「もうっ、探したんだからー!」
ちょっと怒った顔で現れたのは、歩夢の彼女セナ。
「何だよ、何かあった?」
「何かあったじゃないって。まぁ良かった、ちょうど大雅もいるし」
セナのその言葉に、何だか良い予感はしない俺。
「ねぇ大雅。ナミ、結構マジで大雅のこと好きだったんだよ?もうさ…お願いだから私の友達には手出すのやめてくれない?」
予感、的中ーーー
「なに、お前ナミとどうしたわけ?」
ベンチの真ん中に座っていたテツの隣から、歩夢が俺の顔をのぞく。
「あぁ…なんつーか…断ったんだよ、ハッキリ」
「断った?あ、マジで付き合ってくれってナミに言われたわけ?」
テツが隣からそう聞く。
「おー。

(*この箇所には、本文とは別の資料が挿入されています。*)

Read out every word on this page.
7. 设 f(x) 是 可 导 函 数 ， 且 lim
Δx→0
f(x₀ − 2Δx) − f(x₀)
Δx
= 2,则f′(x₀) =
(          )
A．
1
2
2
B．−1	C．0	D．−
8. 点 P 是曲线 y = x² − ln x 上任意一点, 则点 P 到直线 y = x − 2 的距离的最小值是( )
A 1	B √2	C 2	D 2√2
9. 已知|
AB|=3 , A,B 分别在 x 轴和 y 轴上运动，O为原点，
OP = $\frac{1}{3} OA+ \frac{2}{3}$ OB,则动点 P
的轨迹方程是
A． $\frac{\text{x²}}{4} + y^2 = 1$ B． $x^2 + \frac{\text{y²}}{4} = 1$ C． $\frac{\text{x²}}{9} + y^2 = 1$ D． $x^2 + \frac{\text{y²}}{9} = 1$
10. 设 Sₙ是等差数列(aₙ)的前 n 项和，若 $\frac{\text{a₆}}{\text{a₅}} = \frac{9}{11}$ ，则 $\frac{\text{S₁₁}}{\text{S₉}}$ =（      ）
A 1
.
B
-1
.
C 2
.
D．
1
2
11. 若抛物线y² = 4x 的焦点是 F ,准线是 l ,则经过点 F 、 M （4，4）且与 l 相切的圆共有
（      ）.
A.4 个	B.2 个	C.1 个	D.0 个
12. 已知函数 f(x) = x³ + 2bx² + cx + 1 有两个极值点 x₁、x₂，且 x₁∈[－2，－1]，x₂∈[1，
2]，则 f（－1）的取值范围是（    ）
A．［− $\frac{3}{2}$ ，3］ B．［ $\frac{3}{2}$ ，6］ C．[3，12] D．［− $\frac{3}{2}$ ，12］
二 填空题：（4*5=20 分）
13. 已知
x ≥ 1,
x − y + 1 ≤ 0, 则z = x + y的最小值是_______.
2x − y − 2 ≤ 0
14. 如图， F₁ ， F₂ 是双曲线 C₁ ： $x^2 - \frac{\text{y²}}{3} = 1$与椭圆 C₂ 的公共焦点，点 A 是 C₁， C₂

だからそれは無理だって、付き合う気はないって言ったんだ」
そう答えると、セナの視線がジーッと突き刺さってきた。
「それだけじゃないでしょ」
「…」
「別に好きじゃなかったって言ったでしょ?」
「…はい」
俺がそう言うと、セナは目の前に歩いてきて。
「バカ!ハッキリ言い過ぎ」
俺の頭にゴツんっとゲンコツをした。